These principles were drafted through a series of conversations and workshops with Bloom team members. We iterated on the principles from version 1. These principles apply to work that is relevant for our clients and for our internal purposes.
Given the relative infancy of AI and the rate of change of this technology, our approach and decision to use AI will continue to evolve. This document will be reviewed every 6 months by Bloom’s Emerging Tech Guild and revised and updated as needed.
Why AI, why now
We at Bloom seek to strike the right balance between the responsible use of AI to further our mission and the need for greater exploration and experimentation with AI. The technology has the potential to advance how digital services are delivered by making them more accessible, effective, and efficient to build. We don’t believe that AI must be used. There are many instances where its use will never be desirable. But our partners—and the people we serve—rely on us for knowledge and expertise, count on us to lead, and expect us to be objective and rigorous in our approach.
The difference between principles and practices
The specific ways we use AI at Bloom, or our AI practices, will evolve to support our work and reflect best practices in the field. The principles here inform our practices. They are succinct intentionally, so they remain relevant and don't veer into practices.
Bloom’s principles for using AI
The following principles, grounded in Bloom’s Values and workshopped with Bloomers between August and December 2025, provide a framework for decision-making and using AI. The principles are meant to direct our work with our partners and to support making ethical, outcome-driven decisions.
Each of these principles is tied to specific values that we champion at Bloom.

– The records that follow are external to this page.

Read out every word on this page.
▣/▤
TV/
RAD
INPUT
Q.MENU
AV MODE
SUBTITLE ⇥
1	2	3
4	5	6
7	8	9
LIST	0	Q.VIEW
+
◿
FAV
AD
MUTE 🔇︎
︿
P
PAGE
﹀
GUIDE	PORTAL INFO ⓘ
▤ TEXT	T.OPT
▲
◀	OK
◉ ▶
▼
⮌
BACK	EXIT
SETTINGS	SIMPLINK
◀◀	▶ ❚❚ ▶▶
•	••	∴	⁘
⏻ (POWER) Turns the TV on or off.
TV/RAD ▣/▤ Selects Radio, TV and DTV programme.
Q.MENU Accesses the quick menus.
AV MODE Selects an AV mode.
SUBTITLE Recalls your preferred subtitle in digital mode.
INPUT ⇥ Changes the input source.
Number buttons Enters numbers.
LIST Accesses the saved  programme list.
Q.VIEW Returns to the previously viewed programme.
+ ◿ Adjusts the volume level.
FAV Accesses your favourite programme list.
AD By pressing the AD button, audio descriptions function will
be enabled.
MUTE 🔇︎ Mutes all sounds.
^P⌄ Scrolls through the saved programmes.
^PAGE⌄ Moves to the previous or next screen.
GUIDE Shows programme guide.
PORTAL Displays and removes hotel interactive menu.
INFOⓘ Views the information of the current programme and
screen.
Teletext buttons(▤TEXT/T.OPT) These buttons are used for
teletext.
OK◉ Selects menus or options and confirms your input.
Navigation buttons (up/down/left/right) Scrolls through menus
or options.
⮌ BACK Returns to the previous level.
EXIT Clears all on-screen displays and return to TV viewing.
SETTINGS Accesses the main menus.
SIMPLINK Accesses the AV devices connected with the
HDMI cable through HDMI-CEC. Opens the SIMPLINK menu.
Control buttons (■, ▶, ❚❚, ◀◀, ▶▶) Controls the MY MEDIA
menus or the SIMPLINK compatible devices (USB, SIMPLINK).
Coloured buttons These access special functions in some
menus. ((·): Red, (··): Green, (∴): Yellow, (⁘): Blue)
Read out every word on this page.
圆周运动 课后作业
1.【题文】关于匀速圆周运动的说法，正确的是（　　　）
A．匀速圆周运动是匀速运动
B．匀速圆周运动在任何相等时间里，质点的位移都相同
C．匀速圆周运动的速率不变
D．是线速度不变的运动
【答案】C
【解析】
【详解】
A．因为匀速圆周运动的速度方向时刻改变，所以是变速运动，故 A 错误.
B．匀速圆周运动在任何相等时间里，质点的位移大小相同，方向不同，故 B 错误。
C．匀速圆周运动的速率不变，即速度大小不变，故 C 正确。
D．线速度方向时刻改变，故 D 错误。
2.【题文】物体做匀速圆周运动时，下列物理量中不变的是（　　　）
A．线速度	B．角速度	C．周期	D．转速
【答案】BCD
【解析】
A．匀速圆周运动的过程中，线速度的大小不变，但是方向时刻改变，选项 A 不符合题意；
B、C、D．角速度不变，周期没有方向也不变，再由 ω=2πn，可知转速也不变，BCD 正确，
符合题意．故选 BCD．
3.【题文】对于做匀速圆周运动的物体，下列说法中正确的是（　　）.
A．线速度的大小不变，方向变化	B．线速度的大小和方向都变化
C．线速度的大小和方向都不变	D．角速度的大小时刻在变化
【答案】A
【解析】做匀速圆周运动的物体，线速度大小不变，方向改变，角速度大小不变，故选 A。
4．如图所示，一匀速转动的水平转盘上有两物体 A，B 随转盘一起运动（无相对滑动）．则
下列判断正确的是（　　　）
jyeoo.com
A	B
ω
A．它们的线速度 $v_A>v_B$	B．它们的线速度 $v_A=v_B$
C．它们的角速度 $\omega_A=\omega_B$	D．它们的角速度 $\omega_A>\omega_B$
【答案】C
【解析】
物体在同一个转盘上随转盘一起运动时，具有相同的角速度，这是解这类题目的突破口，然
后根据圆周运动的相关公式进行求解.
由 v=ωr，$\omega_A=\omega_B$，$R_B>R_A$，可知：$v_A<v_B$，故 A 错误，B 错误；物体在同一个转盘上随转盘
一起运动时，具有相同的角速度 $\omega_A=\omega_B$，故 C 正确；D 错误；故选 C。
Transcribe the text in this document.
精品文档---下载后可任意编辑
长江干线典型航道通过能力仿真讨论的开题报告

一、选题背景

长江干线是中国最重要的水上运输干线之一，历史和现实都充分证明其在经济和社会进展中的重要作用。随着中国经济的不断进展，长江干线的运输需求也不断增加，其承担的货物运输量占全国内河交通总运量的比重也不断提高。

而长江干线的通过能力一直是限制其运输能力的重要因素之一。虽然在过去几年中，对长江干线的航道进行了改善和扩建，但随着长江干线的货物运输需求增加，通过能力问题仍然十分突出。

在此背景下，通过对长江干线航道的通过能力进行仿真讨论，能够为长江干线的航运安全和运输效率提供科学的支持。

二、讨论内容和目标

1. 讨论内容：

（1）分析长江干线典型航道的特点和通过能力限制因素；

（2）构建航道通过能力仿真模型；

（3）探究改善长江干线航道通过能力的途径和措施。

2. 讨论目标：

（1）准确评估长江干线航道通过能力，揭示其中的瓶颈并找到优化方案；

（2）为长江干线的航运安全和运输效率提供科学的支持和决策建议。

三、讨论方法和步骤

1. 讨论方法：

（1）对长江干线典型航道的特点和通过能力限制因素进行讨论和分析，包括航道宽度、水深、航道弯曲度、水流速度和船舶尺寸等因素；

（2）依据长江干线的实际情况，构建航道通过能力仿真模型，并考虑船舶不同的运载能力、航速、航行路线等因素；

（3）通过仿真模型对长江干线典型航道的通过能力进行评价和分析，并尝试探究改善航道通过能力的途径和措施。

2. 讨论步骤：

- Lead with expertise: Build AI expertise and learn through experimentation, prototyping, and delivery.
- Be measured: Make data- and evidence-based decisions about AI and don’t be distracted by fear or hype.
- Be transparent: Inform people when AI is used for decisions that impact accountability and trust.
- Keep humans in the loop: Use AI to augment and support human decision-making and critical thinking, not to replace it.
- Protect privacy and safety: Rigorously apply protocols for testing, evaluation, and monitoring for AI systems.
- Minimize cultural and racial bias: Protect users from potential adverse consequences due to cultural and racial biases present in AI systems.